Penggunaan senjata api oleh aparat kepolisian harus melalui prosedur sebagaimana telah diatur dalam kedua perkap tersebut, dengan tujuan untuk menghentikan dan menghindari jatuhnya korban. Pada dasarnya, Kepolisian Republik Indonesia telah memiliki instrumen untuk penggunaan kekuatan dan hak asasi manusia. Namun pada praktiknya, hal ini seringkali tidak indah dan terbukti dengan maraknya kasus serupa yang berulang. Perlu adanya evaluasi yang mendalam. Negara juga harus melakukan langkah preventif terkait dengan eksekusi di luar hukum dengan sewenang-wenang.
“Dalam dua kasus di atas, kami menilai penggunaan senjata api yang menyebabkan korban jiwa dan luka telah digunakan aparat kepolisian tidak sesuai dengan prosedur.
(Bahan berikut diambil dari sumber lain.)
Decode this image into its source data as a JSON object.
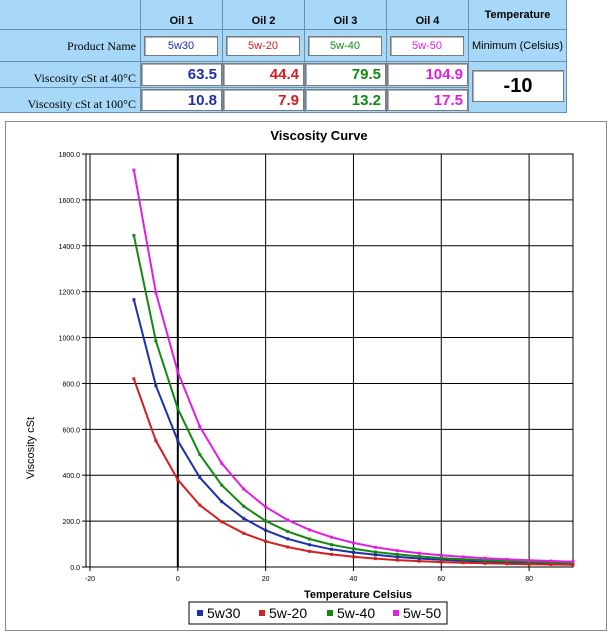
{
  "table": {
    "headers": {
      "oil1": "Oil 1",
      "oil2": "Oil 2",
      "oil3": "Oil 3",
      "oil4": "Oil 4",
      "temperature": "Temperature"
    },
    "row_labels": {
      "product_name": "Product Name",
      "visc40": "Viscosity cSt at 40°C",
      "visc100": "Viscosity cSt at 100°C"
    },
    "min_label": "Minimum (Celsius)",
    "min_value": "-10",
    "oils": [
      {
        "name": "5w30",
        "v40": "63.5",
        "v100": "10.8",
        "color": "#1f2fa8"
      },
      {
        "name": "5w-20",
        "v40": "44.4",
        "v100": "7.9",
        "color": "#d22020"
      },
      {
        "name": "5w-40",
        "v40": "79.5",
        "v100": "13.2",
        "color": "#128a12"
      },
      {
        "name": "5w-50",
        "v40": "104.9",
        "v100": "17.5",
        "color": "#e020e0"
      }
    ]
  },
  "chart_data": {
    "type": "line",
    "title": "Viscosity Curve",
    "xlabel": "Temperature Celsius",
    "ylabel": "Viscosity cSt",
    "xlim": [
      -20,
      90
    ],
    "ylim": [
      0,
      1800
    ],
    "x_ticks": [
      "-20",
      "0",
      "20",
      "40",
      "60",
      "80"
    ],
    "y_ticks": [
      "0.0",
      "200.0",
      "400.0",
      "600.0",
      "800.0",
      "1000.0",
      "1200.0",
      "1400.0",
      "1600.0",
      "1800.0"
    ],
    "grid": true,
    "legend": "bottom",
    "x": [
      -10,
      -5,
      0,
      5,
      10,
      15,
      20,
      25,
      30,
      35,
      40,
      45,
      50,
      55,
      60,
      65,
      70,
      75,
      80,
      85,
      90
    ],
    "series": [
      {
        "name": "5w30",
        "color": "#1f2fa8",
        "values": [
          1165,
          790,
          550,
          390,
          285,
          212,
          160,
          123,
          97,
          77,
          63.5,
          53,
          44,
          37,
          32,
          27.5,
          24,
          21,
          18.5,
          16.5,
          14.5
        ]
      },
      {
        "name": "5w-20",
        "color": "#d22020",
        "values": [
          820,
          550,
          380,
          270,
          197,
          147,
          112,
          87,
          68,
          55,
          44.4,
          36.5,
          30,
          25.5,
          21.5,
          18.5,
          16,
          14,
          12.3,
          11,
          9.8
        ]
      },
      {
        "name": "5w-40",
        "color": "#128a12",
        "values": [
          1445,
          985,
          690,
          490,
          357,
          265,
          201,
          155,
          122,
          97,
          79.5,
          65.5,
          55,
          46,
          39,
          34,
          29.5,
          26,
          23,
          20.5,
          18.3
        ]
      },
      {
        "name": "5w-50",
        "color": "#e020e0",
        "values": [
          1730,
          1195,
          850,
          612,
          452,
          340,
          262,
          205,
          162,
          130,
          104.9,
          86,
          71.5,
          60,
          51,
          44,
          38,
          33,
          29,
          26,
          23
        ]
      }
    ]
  }
}
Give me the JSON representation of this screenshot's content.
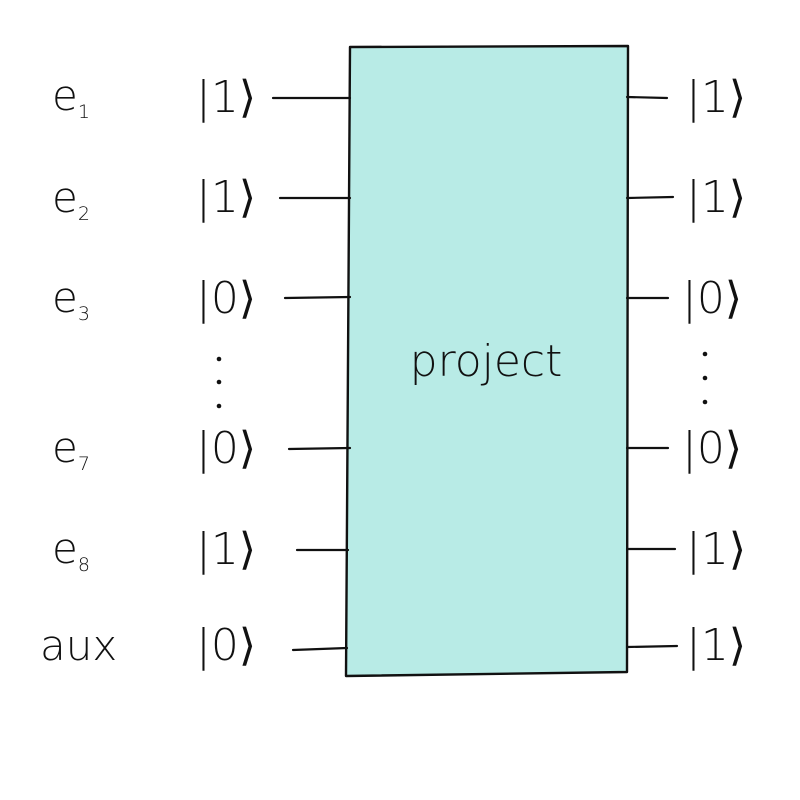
{
  "gate": {
    "label": "project",
    "fill": "#b8ebe6"
  },
  "rows": [
    {
      "reg": "e",
      "sub": "1",
      "in": "|1⟩",
      "out": "|1⟩"
    },
    {
      "reg": "e",
      "sub": "2",
      "in": "|1⟩",
      "out": "|1⟩"
    },
    {
      "reg": "e",
      "sub": "3",
      "in": "|0⟩",
      "out": "|0⟩"
    },
    {
      "reg": "e",
      "sub": "7",
      "in": "|0⟩",
      "out": "|0⟩"
    },
    {
      "reg": "e",
      "sub": "8",
      "in": "|1⟩",
      "out": "|1⟩"
    },
    {
      "reg": "aux",
      "sub": "",
      "in": "|0⟩",
      "out": "|1⟩"
    }
  ],
  "ellipsis": {
    "left": "⋮",
    "right": "⋮"
  }
}
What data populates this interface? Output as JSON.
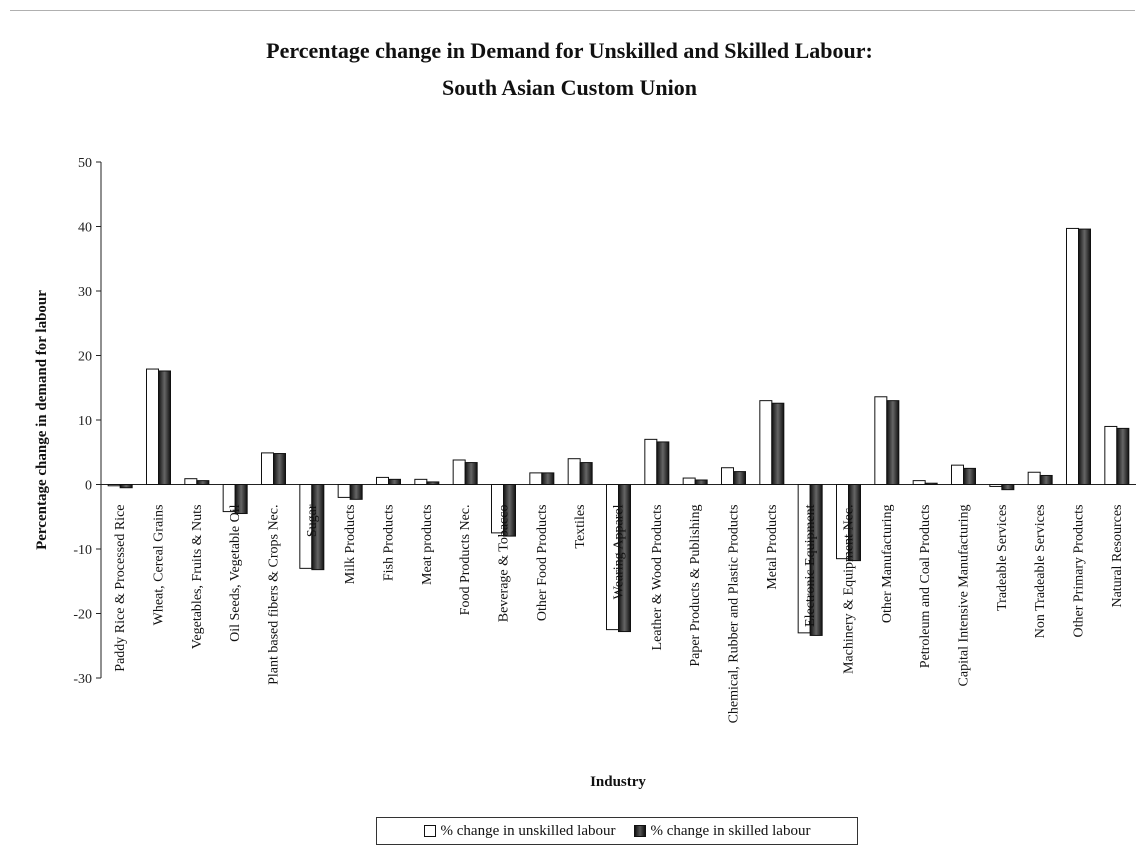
{
  "chart_data": {
    "type": "bar",
    "title": "Percentage change in Demand for Unskilled and Skilled Labour:",
    "subtitle": "South Asian Custom Union",
    "xlabel": "Industry",
    "ylabel": "Percentage change in demand for labour",
    "ylim": [
      -30,
      50
    ],
    "yticks": [
      -30,
      -20,
      -10,
      0,
      10,
      20,
      30,
      40,
      50
    ],
    "grid": false,
    "legend_position": "bottom",
    "categories": [
      "Paddy Rice & Processed Rice",
      "Wheat, Cereal Grains",
      "Vegetables, Fruits & Nuts",
      "Oil Seeds, Vegetable Oil",
      "Plant based fibers & Crops Nec.",
      "Sugar",
      "Milk Products",
      "Fish Products",
      "Meat products",
      "Food Products Nec.",
      "Beverage & Tobacco",
      "Other Food Products",
      "Textiles",
      "Wearing Apparel",
      "Leather & Wood Products",
      "Paper Products & Publishing",
      "Chemical, Rubber and Plastic Products",
      "Metal Products",
      "Electronic Equipment",
      "Machinery & Equipment Nec.",
      "Other Manufacturing",
      "Petroleum and Coal Products",
      "Capital Intensive Manufacturing",
      "Tradeable Services",
      "Non Tradeable Services",
      "Other Primary Products",
      "Natural Resources"
    ],
    "series": [
      {
        "name": "% change in unskilled labour",
        "color": "#ffffff",
        "values": [
          -0.2,
          17.9,
          0.9,
          -4.2,
          4.9,
          -13.0,
          -2.0,
          1.1,
          0.8,
          3.8,
          -7.5,
          1.8,
          4.0,
          -22.5,
          7.0,
          1.0,
          2.6,
          13.0,
          -23.0,
          -11.5,
          13.6,
          0.6,
          3.0,
          -0.3,
          1.9,
          39.7,
          9.0
        ]
      },
      {
        "name": "% change in skilled labour",
        "color": "#222222",
        "values": [
          -0.5,
          17.6,
          0.6,
          -4.5,
          4.8,
          -13.2,
          -2.3,
          0.8,
          0.4,
          3.4,
          -8.0,
          1.8,
          3.4,
          -22.8,
          6.6,
          0.7,
          2.0,
          12.6,
          -23.4,
          -11.8,
          13.0,
          0.2,
          2.5,
          -0.8,
          1.4,
          39.6,
          8.7
        ]
      }
    ]
  }
}
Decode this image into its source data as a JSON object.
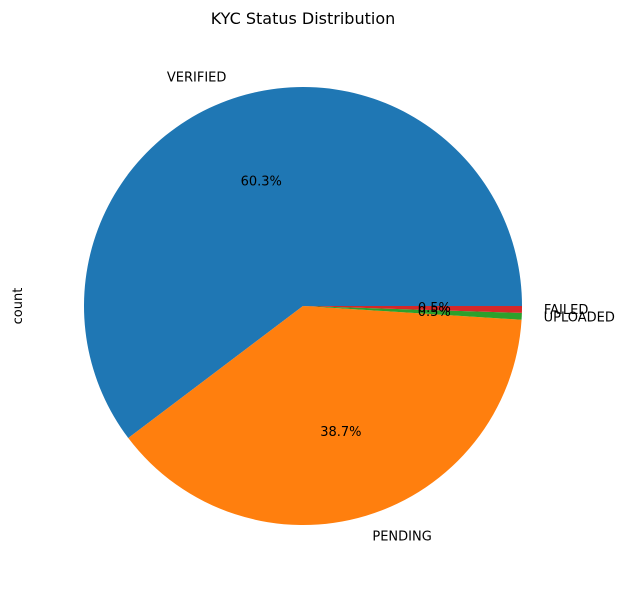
{
  "chart_data": {
    "type": "pie",
    "title": "KYC Status Distribution",
    "ylabel": "count",
    "slices": [
      {
        "label": "VERIFIED",
        "percent": 60.3,
        "pct_label": "60.3%",
        "color": "#1f77b4"
      },
      {
        "label": "PENDING",
        "percent": 38.7,
        "pct_label": "38.7%",
        "color": "#ff7f0e"
      },
      {
        "label": "UPLOADED",
        "percent": 0.5,
        "pct_label": "0.5%",
        "color": "#2ca02c"
      },
      {
        "label": "FAILED",
        "percent": 0.5,
        "pct_label": "0.5%",
        "color": "#d62728"
      }
    ]
  }
}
Seharusnya penggunaan senjata oleh institusi kepolisian disesuaikan dengan prinsip penggunaan termasuk tata cara ketika senjata tersebut digunakan. Kami menekankan bahwa berulangnya peristiwa serupa yang pernah terjadi disebabkan karena proses penuntasan kasusnya tidak dilakukan secara transparan dan berkeadilan. Kami menuntut agar para pelaku dapat diberikan hukuman berat, tidak hanya sanksi etik yang dihentikan pada penghentian secara tidak hormat, namun juga penegakan hukum melalui peradilan umum,” Tutupnya.